According to his military records, Villanueva was in the European Theater from October of 1944 to October of 1945; first in the Alps and then in Mannheim, Germany. He didn’t recall having any enemy confrontations. In fact, he says he walked freely around the city, and even met some civilians and attended mass.
He also saw some camps where German soldiers were detained. But what most remains in his mind are the nine pieces of clothing he had to wear because he was unaccustomed to the cold weather.
Villanueva says he was very happy when he found out from officers about the war’s end. After 25 months of service, the military discharged him on Nov. 24, 1945, with a final rank of Private First Class. He says his entire regiment came back, and that he earned several medals, including the Purple Heart, a World War II Victory Medal, three Overseas Service Bars and the European African Middle Eastern Theater Service Medal with three Bronze Stars.
“I remember when I arrived in San Juan. When I put a foot on my land, the first thing I did was to kiss it,” Villanueva said. “From there, we were taken to the train stations, where we took a train to Arecibo at 3 in the afternoon.”

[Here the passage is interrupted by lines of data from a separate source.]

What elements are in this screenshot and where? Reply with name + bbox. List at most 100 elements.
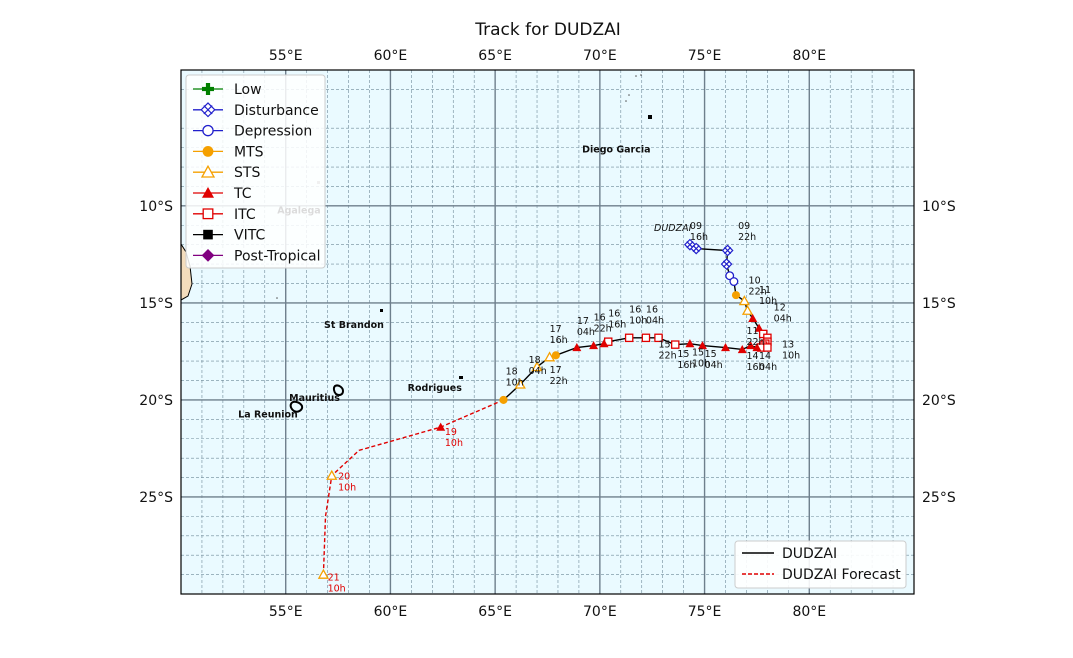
track-point-disturbance <box>721 244 734 257</box>
time-label-hour: 16h <box>677 360 695 371</box>
lat-tick-label-right: 15°S <box>922 296 956 312</box>
time-label-hour: 10h <box>759 296 777 307</box>
time-label-hour: 04h <box>646 316 664 327</box>
time-label-hour: 10h <box>338 482 356 493</box>
time-label-hour: 10h <box>629 316 647 327</box>
legend-marker-disturbance <box>200 102 216 118</box>
track-point-tc <box>436 422 446 431</box>
track-point-itc <box>654 333 663 343</box>
legend-label: ITC <box>234 207 256 223</box>
lat-tick-label-right: 20°S <box>922 393 956 409</box>
time-label-day: 18 <box>529 355 541 366</box>
track-point-tc <box>737 344 747 354</box>
lon-tick-label-bottom: 60°E <box>374 604 408 620</box>
time-label-day: 11 <box>759 285 771 296</box>
time-label-hour: 10h <box>692 358 710 369</box>
time-label-hour: 22h <box>550 376 568 387</box>
track-point-tc <box>697 341 707 350</box>
track-point-itc <box>671 340 680 349</box>
lat-tick-label-left: 10°S <box>139 199 173 215</box>
legend-label: STS <box>234 165 260 181</box>
forecast-track-line <box>322 399 504 575</box>
chagos-islet <box>625 100 627 102</box>
reunion-island <box>289 400 304 413</box>
place-label: Rodrigues <box>408 383 463 394</box>
track-point-itc <box>624 333 634 343</box>
legend-label: VITC <box>234 228 265 244</box>
storm-name-label: DUDZAI <box>654 223 692 234</box>
track-point-tc <box>685 339 695 348</box>
time-label-day: 16 <box>646 305 658 316</box>
time-label-day: 20 <box>338 471 350 482</box>
time-label-hour: 16h <box>746 362 764 373</box>
rodrigues-island <box>459 376 463 379</box>
lat-tick-label-right: 25°S <box>922 490 956 506</box>
track-point-depression <box>729 277 739 287</box>
category-legend-box <box>185 74 326 269</box>
lon-tick-label-top: 65°E <box>478 48 512 64</box>
track-point-tc <box>748 313 758 323</box>
lon-tick-label-top: 60°E <box>374 48 408 64</box>
time-label-day: 11 <box>746 326 758 337</box>
time-label-day: 19 <box>445 427 457 438</box>
time-label-day: 16 <box>594 312 606 323</box>
time-label-day: 09 <box>738 221 750 232</box>
time-label-hour: 22h <box>746 337 764 348</box>
time-label-day: 21 <box>328 572 340 583</box>
mauritius-island <box>332 384 345 396</box>
legend-marker-sts <box>200 164 216 178</box>
time-label-day: 16 <box>629 305 641 316</box>
track-point-disturbance <box>690 242 703 255</box>
lon-tick-label-top: 70°E <box>583 48 617 64</box>
chagos-islet <box>628 94 630 96</box>
track-point-itc <box>763 343 772 352</box>
time-label-hour: 22h <box>594 323 612 334</box>
time-label-hour: 16h <box>550 335 568 346</box>
lat-tick-label-left: 25°S <box>139 490 173 506</box>
legend-marker-post_tropical <box>201 249 215 262</box>
time-label-day: 14 <box>759 351 771 362</box>
tromelin-islet <box>276 297 278 299</box>
time-label-day: 15 <box>705 349 717 360</box>
track-point-sts <box>326 469 338 480</box>
time-label-hour: 22h <box>738 232 756 243</box>
track-point-sts <box>741 304 754 315</box>
time-label-hour: 16h <box>608 319 626 330</box>
time-label-day: 17 <box>577 316 589 327</box>
track-point-sts <box>543 351 556 362</box>
legend-label: MTS <box>234 144 264 160</box>
track-point-mts <box>731 291 741 300</box>
time-label-hour: 04h <box>759 362 777 373</box>
track-point-tc <box>589 341 599 350</box>
legend-marker-vitc <box>203 229 213 240</box>
time-label-day: 09 <box>690 221 702 232</box>
time-label-hour: 10h <box>328 583 346 594</box>
time-label-day: 13 <box>782 340 794 351</box>
track-point-sts <box>514 378 526 389</box>
lat-tick-label-right: 10°S <box>922 199 956 215</box>
legend-marker-itc <box>202 208 214 220</box>
lon-tick-label-bottom: 75°E <box>688 604 722 620</box>
lon-tick-label-top: 55°E <box>269 48 303 64</box>
time-label-hour: 22h <box>658 351 676 362</box>
track-point-mts <box>551 351 560 360</box>
time-label-hour: 04h <box>774 314 792 325</box>
legend-label: Depression <box>234 124 312 140</box>
track-point-tc <box>599 339 609 348</box>
category-legend: Low Disturbance Depression MTS STS TC ITC VITC P… <box>185 74 326 269</box>
time-label-hour: 10h <box>782 351 800 362</box>
chagos-islet <box>635 75 637 77</box>
legend-marker-mts <box>202 146 214 157</box>
time-label-day: 16 <box>608 308 620 319</box>
time-label-hour: 04h <box>577 327 595 338</box>
time-label-day: 12 <box>774 303 786 314</box>
time-label-day: 17 <box>550 365 562 376</box>
map-frame <box>180 69 915 595</box>
map-title: Track for DUDZAI <box>475 20 621 40</box>
track-point-sts <box>531 361 543 372</box>
chagos-islet <box>640 74 642 76</box>
track-point-mts <box>499 395 508 404</box>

Puerto Rico was still the same when he returned, says Villanueva, who apparently didn’t waste any time getting back into the local dating scene. After two months of courting, he married Josefina González Guzmán on August 31, 1946.
He was unemployed at first.
“We received $60 every month until I was finished with that,” he said.
Villanueva then took advantage of the GI Bill to study from eighth grade up to the fourth year of superior school, Puerto Rico’s equivalent to high school. While he was studying, the Korean conflict began, but he says he didn’t want to return to active duty.
“Many went again and many didn’t come back,” he said.
Once he finished his studies, Villanueva started working as a penal guard at the state prison in Río Piedras, Puerto Rico. He did this for 12 years, but says he decided to quit after suffering two accidents: a fall on some stairs and a gunshot wound when a fellow guard accidentally shot him in the left leg. He then switched to a job at the Nutritional Assistance Program’s office.
Villanueva says he dedicates his life to his wife, God, his children – Gonzalo Villanueva, Jr., Luz I. Villanueva and José L. Villanueva – and nephew, Gilbert S. González, who he and Josefina raised.
Mr. Villanueva was interviewed on March 28, 2003, at the Veterans Service Center in Arecibo, Puerto Rico, by Doralís Perez Soto.